Undoubtedly China is already a great power in economic and military terms and is still growing and modernising its military. But the indications are that it aspires to military capabilities appropriate to its status and interests, and to be able fight and win in areas proximate to its coastline if necessary.

The costs of transforming Lombrum into a strategic asset has apparently not been quantified—understandably, given the complexity. As Bateman pointed out, there would be significant costs in re-establishing the base to cater for modern warships, including refuelling infrastructure, new wharves, and accommodation for Australian personnel.

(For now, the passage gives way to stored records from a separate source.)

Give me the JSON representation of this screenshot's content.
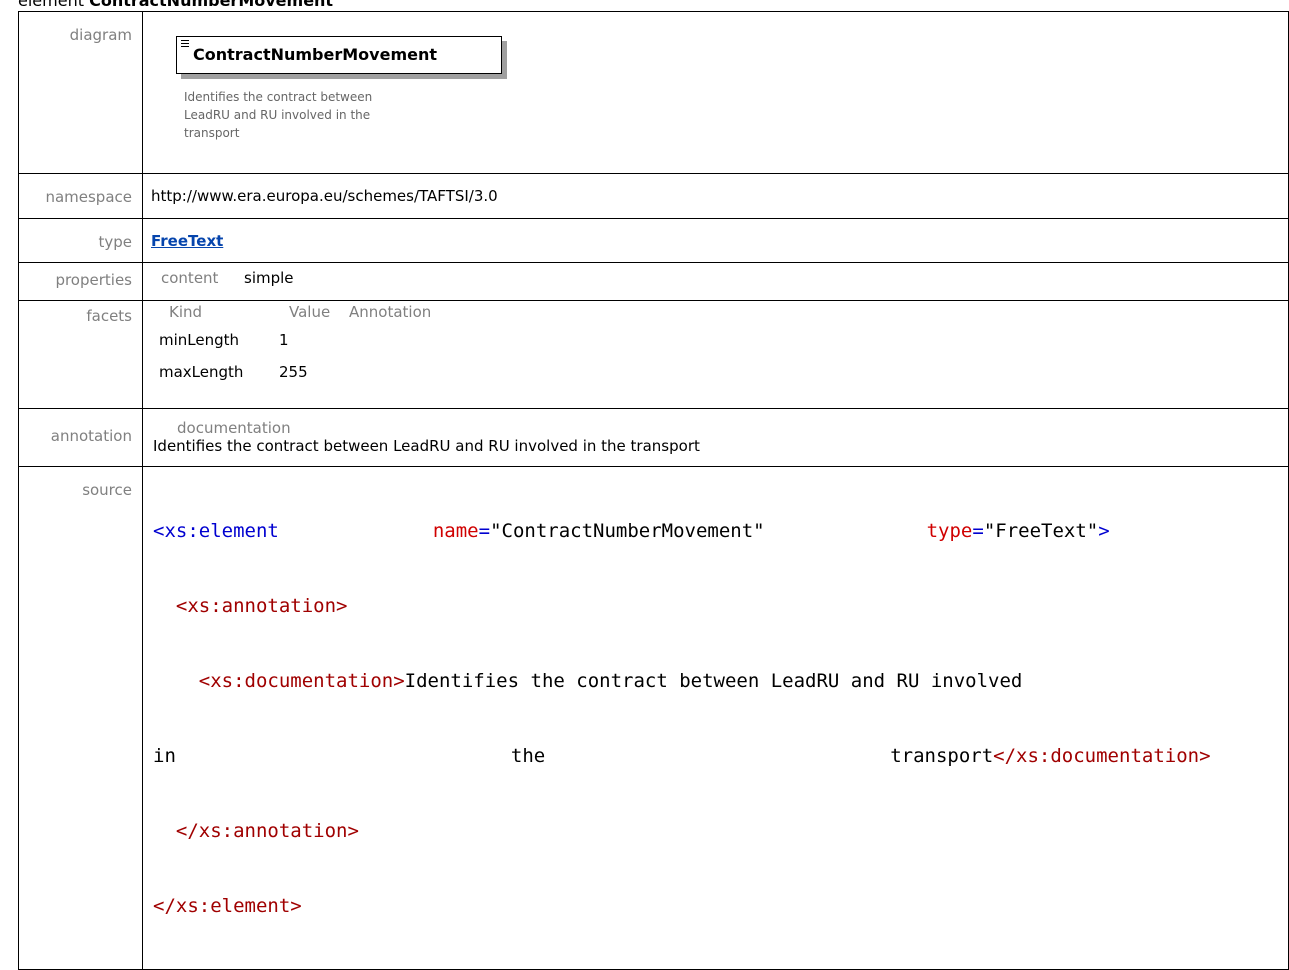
{
  "page": {
    "title_prefix": "element",
    "title_name": "ContractNumberMovement"
  },
  "labels": {
    "diagram": "diagram",
    "namespace": "namespace",
    "type": "type",
    "properties": "properties",
    "facets": "facets",
    "annotation": "annotation",
    "source": "source"
  },
  "diagram": {
    "name": "ContractNumberMovement",
    "description_lines": [
      "Identifies the contract between",
      "LeadRU and RU involved in the",
      "transport"
    ]
  },
  "namespace": {
    "value": "http://www.era.europa.eu/schemes/TAFTSI/3.0"
  },
  "type": {
    "value": "FreeText"
  },
  "properties": {
    "header": "content",
    "value": "simple"
  },
  "facets": {
    "headers": [
      "Kind",
      "Value",
      "Annotation"
    ],
    "rows": [
      {
        "kind": "minLength",
        "value": "1"
      },
      {
        "kind": "maxLength",
        "value": "255"
      }
    ]
  },
  "annotation": {
    "header": "documentation",
    "text": "Identifies the contract between LeadRU and RU involved in the transport"
  },
  "source": {
    "line1_tag": "<xs:element",
    "line1_attr1_name": "name",
    "line1_attr1_value": "\"ContractNumberMovement\"",
    "line1_attr2_name": "type",
    "line1_attr2_value": "\"FreeText\"",
    "line1_close": ">",
    "line2": "<xs:annotation>",
    "line3_open": "<xs:documentation>",
    "line3_text": "Identifies the contract between LeadRU and RU involved",
    "line4_text_a": "in",
    "line4_text_b": "the",
    "line4_text_c": "transport",
    "line4_close": "</xs:documentation>",
    "line5": "</xs:annotation>",
    "line6": "</xs:element>"
  }
}
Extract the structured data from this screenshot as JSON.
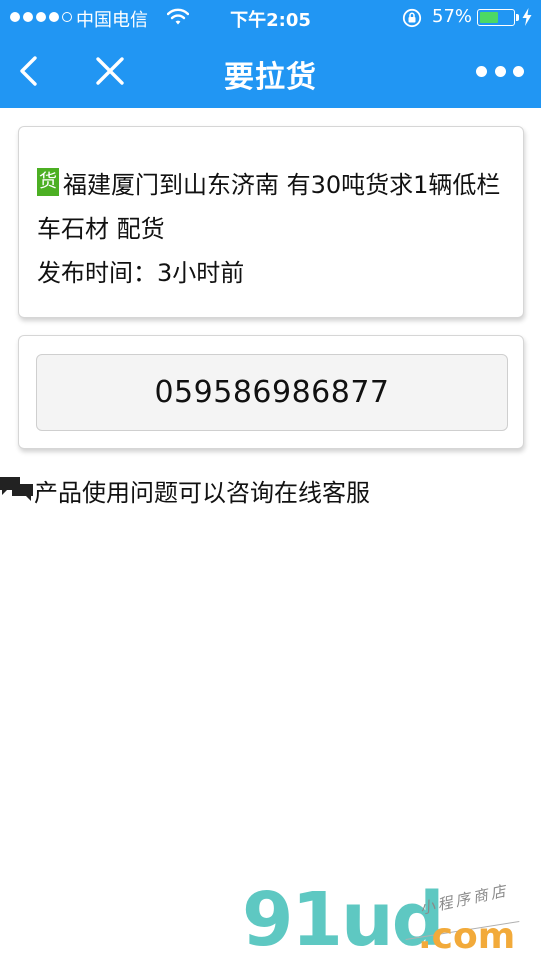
{
  "status_bar": {
    "carrier": "中国电信",
    "time": "下午2:05",
    "battery_percent": "57%",
    "battery_level": 0.57,
    "signal_bars_filled": 4,
    "signal_bars_total": 5
  },
  "nav": {
    "title": "要拉货"
  },
  "listing": {
    "badge": "货",
    "description": "福建厦门到山东济南 有30吨货求1辆低栏车石材 配货",
    "publish_time": "发布时间：3小时前"
  },
  "contact": {
    "phone": "059586986877"
  },
  "service": {
    "text": "产品使用问题可以咨询在线客服"
  },
  "watermark": {
    "logo": "91ud",
    "tld": ".com",
    "tagline": "小程序商店"
  },
  "colors": {
    "nav_blue": "#2196f3",
    "badge_green": "#4caf23",
    "battery_green": "#4cd964",
    "watermark_teal": "#5ec8c2",
    "watermark_orange": "#f2aa3a"
  },
  "icons": [
    "chevron-left-icon",
    "close-icon",
    "more-icon",
    "wifi-icon",
    "lock-rotation-icon",
    "charging-bolt-icon",
    "chat-bubbles-icon"
  ]
}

If, as Peter Jennings has noted, it was planned to make Lombrum a forward operating base in a major regional conflict, the airfield would have to be upgraded to enable it to take fighters for force protection and surveillance aircraft. The RAAF would then need revetments and significant additional infrastructure to support operations and personnel.

Before the worth of that investment can be known, there must be some concept of the war in which it would come into play. Let’s say, for the sake of argument, that it’s a conflict in the South China Sea or the East Asian littoral. Vessels from Manus would need to traverse the narrow choke points surrounding the Sulu Sea or circumvent the Philippines. An adversary like China, if it believed Lombrum posed a threat, would be capable of interdicting vessels by submarine or attacking the base with air- or submarine-launched cruise missiles outside the joint strike fighter’s combat range.

In the war that the alarmists see coming against China, re-establishing the base at Lombrum would appear to be a very low priority. Distant from the theatre of operations and susceptible to being nullified or destroyed, it seems a waste of money to go far beyond the already planned $5 million upgrade to support PNG’s Guardian-class patrol boats.